The record of decision for the Gasco Uinta Basin Gas Development Environmental Impact Statement (EIS) "will boost America's energy production and strengthen local economies while responsibly protecting the key landscapes and recreational resources of the project area," BLM said.
When Gasco's plan was first endorsed by BLM earlier this year, a coalition of environmental groups criticized the action, saying it would jeopardize the "unique and rugged beauty of Desolation Canyon wilderness." The groups -- Southern Utah Wilderness Alliance, Natural Resources Defense Council and Wilderness Society -- oppose the development of remote parts of the Uinta Basin Shale play (see NGI, March 26).
But the revised project approved by BLM includes no plans for drilling or infrastructure in or near Desolation Canyon. "The nearest proposed drill site is about four miles northwest of the Desolation Canyon National Historic Landmark and five miles north of the Desolation Canyon Wilderness Study Area," the agency said.
Gasco's initial proposal had called for nearly 1,500 gas wells and the same number of well pads, with a total disturbance area of 7,533 acres, including well pads in Nine Mile Canyon north of Desolation Canyon. The plan approved by BLM "reduces surface disturbance, eliminates floodplain impacts, protects the viewshed for Green River, Desolation Canyon, and Nine-Mile Canyon, and reduces impacts to water, soil and air quality," BLM said. It allows a maximum of 1,298 wells that would be drilled from no more than 575 well pads, and it reduces surface disturbance to 3,600 acres, or about 2% of the total development area of 206,826 acres.

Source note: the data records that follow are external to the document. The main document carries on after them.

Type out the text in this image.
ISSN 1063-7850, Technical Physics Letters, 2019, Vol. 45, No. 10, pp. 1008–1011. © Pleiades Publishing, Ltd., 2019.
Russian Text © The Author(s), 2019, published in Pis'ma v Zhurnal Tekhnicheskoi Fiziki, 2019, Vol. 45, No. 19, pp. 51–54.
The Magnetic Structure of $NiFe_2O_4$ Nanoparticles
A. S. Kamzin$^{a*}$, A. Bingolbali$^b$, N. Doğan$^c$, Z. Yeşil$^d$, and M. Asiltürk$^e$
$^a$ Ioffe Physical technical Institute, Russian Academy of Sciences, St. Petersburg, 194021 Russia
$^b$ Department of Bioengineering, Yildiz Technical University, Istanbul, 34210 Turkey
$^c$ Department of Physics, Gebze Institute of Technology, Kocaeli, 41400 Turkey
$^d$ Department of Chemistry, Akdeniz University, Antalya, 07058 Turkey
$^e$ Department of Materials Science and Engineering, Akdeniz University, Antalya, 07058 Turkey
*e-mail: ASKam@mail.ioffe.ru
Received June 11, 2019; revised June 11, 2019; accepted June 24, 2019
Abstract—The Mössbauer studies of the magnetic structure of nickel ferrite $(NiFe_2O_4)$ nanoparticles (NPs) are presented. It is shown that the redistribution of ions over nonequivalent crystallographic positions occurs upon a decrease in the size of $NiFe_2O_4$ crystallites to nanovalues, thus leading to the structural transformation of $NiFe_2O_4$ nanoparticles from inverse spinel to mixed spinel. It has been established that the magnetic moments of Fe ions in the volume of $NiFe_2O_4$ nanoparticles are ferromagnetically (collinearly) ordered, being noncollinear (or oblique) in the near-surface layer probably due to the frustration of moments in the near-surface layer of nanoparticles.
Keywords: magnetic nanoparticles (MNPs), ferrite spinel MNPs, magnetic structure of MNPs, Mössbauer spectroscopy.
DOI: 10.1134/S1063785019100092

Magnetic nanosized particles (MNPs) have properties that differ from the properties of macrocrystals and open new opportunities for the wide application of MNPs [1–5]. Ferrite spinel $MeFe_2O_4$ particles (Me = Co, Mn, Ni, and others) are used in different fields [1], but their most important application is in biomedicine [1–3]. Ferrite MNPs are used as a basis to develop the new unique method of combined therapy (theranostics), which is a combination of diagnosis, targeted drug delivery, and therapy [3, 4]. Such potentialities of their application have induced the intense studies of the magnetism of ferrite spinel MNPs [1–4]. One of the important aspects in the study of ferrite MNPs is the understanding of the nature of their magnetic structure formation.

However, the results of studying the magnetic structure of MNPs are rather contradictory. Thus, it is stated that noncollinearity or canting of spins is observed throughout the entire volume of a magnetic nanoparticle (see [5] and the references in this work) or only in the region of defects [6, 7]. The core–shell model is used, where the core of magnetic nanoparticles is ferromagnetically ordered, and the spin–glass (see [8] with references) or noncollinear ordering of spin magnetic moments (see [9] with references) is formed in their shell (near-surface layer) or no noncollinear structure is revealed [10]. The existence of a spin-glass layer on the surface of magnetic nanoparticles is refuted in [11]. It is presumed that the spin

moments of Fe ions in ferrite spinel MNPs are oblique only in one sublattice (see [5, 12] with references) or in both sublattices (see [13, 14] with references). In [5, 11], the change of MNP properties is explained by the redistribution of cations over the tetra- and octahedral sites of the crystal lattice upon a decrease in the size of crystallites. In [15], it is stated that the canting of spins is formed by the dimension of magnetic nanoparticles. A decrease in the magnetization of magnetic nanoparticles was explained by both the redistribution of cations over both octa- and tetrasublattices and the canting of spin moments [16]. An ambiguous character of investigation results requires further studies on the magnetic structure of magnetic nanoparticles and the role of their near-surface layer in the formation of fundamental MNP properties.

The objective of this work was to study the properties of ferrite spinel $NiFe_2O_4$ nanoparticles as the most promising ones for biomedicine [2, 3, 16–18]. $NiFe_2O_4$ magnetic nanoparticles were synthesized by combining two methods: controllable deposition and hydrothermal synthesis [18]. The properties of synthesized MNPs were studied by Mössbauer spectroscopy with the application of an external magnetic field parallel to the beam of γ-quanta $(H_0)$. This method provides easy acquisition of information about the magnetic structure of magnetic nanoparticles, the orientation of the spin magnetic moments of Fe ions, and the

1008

The approved plan also prohibits any wells below the rim of Nine Mile Canyon, in the 100 year floodplain, or in critical habitat for endangered fish, reduces the number of evaporating ponds and substantially lowered the amount of water needed for drilling, with 94% of the water used for the project to be treated and recycled production water.

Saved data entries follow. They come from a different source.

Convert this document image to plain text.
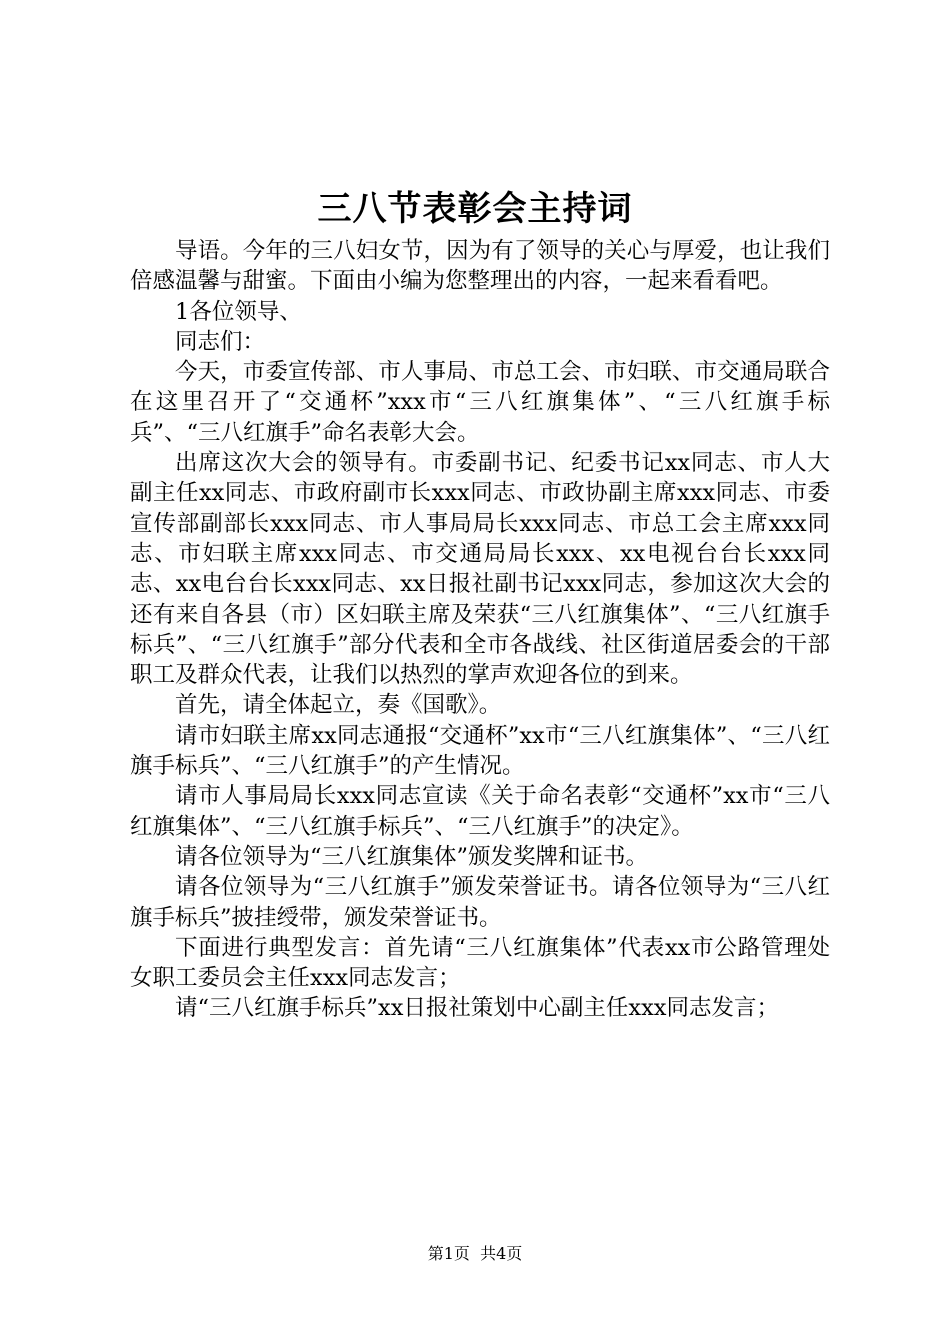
三八节表彰会主持词

导语。今年的三八妇女节，因为有了领导的关心与厚爱，也让我们倍感温馨与甜蜜。下面由小编为您整理出的内容，一起来看看吧。

1各位领导、

同志们：

今天，市委宣传部、市人事局、市总工会、市妇联、市交通局联合在这里召开了“交通杯”xxx市“三八红旗集体”、“三八红旗手标兵”、“三八红旗手”命名表彰大会。

出席这次大会的领导有。市委副书记、纪委书记xx同志、市人大副主任xx同志、市政府副市长xxx同志、市政协副主席xxx同志、市委宣传部副部长xxx同志、市人事局局长xxx同志、市总工会主席xxx同志、市妇联主席xxx同志、市交通局局长xxx、xx电视台台长xxx同志、xx电台台长xxx同志、xx日报社副书记xxx同志，参加这次大会的还有来自各县（市）区妇联主席及荣获“三八红旗集体”、“三八红旗手标兵”、“三八红旗手”部分代表和全市各战线、社区街道居委会的干部职工及群众代表，让我们以热烈的掌声欢迎各位的到来。

首先，请全体起立，奏《国歌》。

请市妇联主席xx同志通报“交通杯”xx市“三八红旗集体”、“三八红旗手标兵”、“三八红旗手”的产生情况。

请市人事局局长xxx同志宣读《关于命名表彰“交通杯”xx市“三八红旗集体”、“三八红旗手标兵”、“三八红旗手”的决定》。

请各位领导为“三八红旗集体”颁发奖牌和证书。

请各位领导为“三八红旗手”颁发荣誉证书。请各位领导为“三八红旗手标兵”披挂绶带，颁发荣誉证书。

下面进行典型发言：首先请“三八红旗集体”代表xx市公路管理处女职工委员会主任xxx同志发言；

请“三八红旗手标兵”xx日报社策划中心副主任xxx同志发言；

第1页 共4页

Utah Gov. Gary Herbert signed legislation in March that seeks to have BLM turn over to the state the public lands it manages, a maneuver that was expected to be the opening shot in a legal war between several western states and the federal government. State lawmakers said they want both title and administrative control of the state's public lands. The law exempts national parks, military installations, Native American reservations and congressionally approved wilderness areas and monuments, and mainly zeros in on U.S. Forest Service and BLM lands.